Girls obsess with guys. It's just a thing we do. We like to flirt and talk and over-annalize their every move. Teens in my town are constantly breaking up and entering new relationships, some with scars over a broken heart, to which they must get over. It's a constant cycle and one that I admit, am a part of. Not so much the getting together and breaking up. No, I've never had a boyfriend. But I sure do like to talk about the opposite sex. Probably far more than is needed.
So here's my point (and one that I find so hard to state in words): Love should flow, and not be forced. Love is patient. True love waits, but not just physically, but also mentally. I can't help but think that the most amazing thing I could give the guy I love, is myself. My first kiss, my first "I love you," (in the romantic sense), my first everything. I don't want to hold his hand and compare it to the time or two it's been held before. I don't want to have experience. I don't want to have anyone else, but him. And even though it's incredably hard not to get wrapped up in the guys I see and the things they do, I know that I have to be patient. If it's meant to be, it'll be and the butterflys I feel will continue.
So, I still love boys. I still love when they acknowledge me. My heart still quickens a bit thinking of certain ones. But I know that in the long run, it's best not to get too swept up. There's time for that. There's time for that head-over-heels feeling. If it happens tomorrow? I'll pray. I'll pray that if he's the one, he's the one. And that unless it's for my own good, that no boy comes into my life only to leave.

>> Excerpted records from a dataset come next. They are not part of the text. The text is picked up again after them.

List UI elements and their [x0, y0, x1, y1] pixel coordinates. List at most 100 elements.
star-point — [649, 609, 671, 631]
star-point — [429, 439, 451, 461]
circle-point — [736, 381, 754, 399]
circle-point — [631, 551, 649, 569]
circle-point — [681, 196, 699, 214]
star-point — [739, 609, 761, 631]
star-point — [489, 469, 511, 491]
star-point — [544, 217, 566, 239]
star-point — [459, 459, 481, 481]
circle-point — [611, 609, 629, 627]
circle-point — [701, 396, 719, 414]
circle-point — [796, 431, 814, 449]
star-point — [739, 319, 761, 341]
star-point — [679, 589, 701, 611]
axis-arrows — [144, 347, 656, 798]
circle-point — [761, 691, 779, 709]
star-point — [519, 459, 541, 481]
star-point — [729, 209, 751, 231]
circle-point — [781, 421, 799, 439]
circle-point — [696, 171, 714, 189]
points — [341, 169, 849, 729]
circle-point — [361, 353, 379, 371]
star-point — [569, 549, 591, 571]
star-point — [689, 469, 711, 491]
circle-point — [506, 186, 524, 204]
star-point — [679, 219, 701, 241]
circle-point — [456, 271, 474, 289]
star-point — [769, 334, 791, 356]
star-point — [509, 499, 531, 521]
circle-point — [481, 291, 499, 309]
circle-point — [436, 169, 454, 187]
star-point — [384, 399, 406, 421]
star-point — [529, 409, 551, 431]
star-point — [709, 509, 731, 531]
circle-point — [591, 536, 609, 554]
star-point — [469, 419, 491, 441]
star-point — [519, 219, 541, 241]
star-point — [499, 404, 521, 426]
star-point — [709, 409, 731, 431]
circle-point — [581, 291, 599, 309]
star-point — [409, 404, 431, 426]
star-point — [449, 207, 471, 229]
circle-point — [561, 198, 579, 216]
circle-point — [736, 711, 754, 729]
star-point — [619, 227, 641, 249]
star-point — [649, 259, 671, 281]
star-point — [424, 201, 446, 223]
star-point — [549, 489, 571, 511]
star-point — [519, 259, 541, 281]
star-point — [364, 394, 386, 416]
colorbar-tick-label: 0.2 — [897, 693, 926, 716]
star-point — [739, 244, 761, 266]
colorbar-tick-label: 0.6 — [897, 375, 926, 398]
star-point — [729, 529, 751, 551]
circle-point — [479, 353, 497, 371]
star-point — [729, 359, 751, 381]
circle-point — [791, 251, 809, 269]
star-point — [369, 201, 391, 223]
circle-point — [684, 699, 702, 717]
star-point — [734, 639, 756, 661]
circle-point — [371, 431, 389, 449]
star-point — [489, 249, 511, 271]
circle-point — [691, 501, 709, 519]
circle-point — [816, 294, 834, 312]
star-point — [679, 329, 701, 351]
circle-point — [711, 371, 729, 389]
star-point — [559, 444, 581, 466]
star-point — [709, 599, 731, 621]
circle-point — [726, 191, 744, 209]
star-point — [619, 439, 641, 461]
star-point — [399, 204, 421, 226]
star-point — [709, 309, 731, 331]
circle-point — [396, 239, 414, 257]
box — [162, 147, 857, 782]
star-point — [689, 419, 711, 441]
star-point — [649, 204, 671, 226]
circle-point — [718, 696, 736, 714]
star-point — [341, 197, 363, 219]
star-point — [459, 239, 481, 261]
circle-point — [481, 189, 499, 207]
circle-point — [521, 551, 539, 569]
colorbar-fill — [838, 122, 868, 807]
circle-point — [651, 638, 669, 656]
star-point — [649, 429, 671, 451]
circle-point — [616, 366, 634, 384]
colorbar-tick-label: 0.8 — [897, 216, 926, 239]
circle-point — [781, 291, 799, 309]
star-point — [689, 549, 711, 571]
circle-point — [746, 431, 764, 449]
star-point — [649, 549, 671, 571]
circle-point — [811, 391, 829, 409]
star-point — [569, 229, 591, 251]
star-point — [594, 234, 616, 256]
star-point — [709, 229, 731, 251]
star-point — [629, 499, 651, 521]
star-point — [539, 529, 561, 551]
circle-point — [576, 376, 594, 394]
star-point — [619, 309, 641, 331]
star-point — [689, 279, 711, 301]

I'll also admit, that I'm a huge hypocrite. I say these things, type these words, and than the next day wake up and fall deep into the spaztic maddness that is my teenage dreams. I'll also say, that I'm not here to tell you what to do. I know people with boyfriends and girlfriends who I admire and respect. Their path may be different than mine. But for a long time I've been convicted in this area.
Don't hate me if I slip and wish to land in his arms. Don't hate me if I want to melt at his smile. I'm just writing for the sake of getting it off my chest and maybe inspiring you, if just a little bit, to think a second time about Sir Cuteness.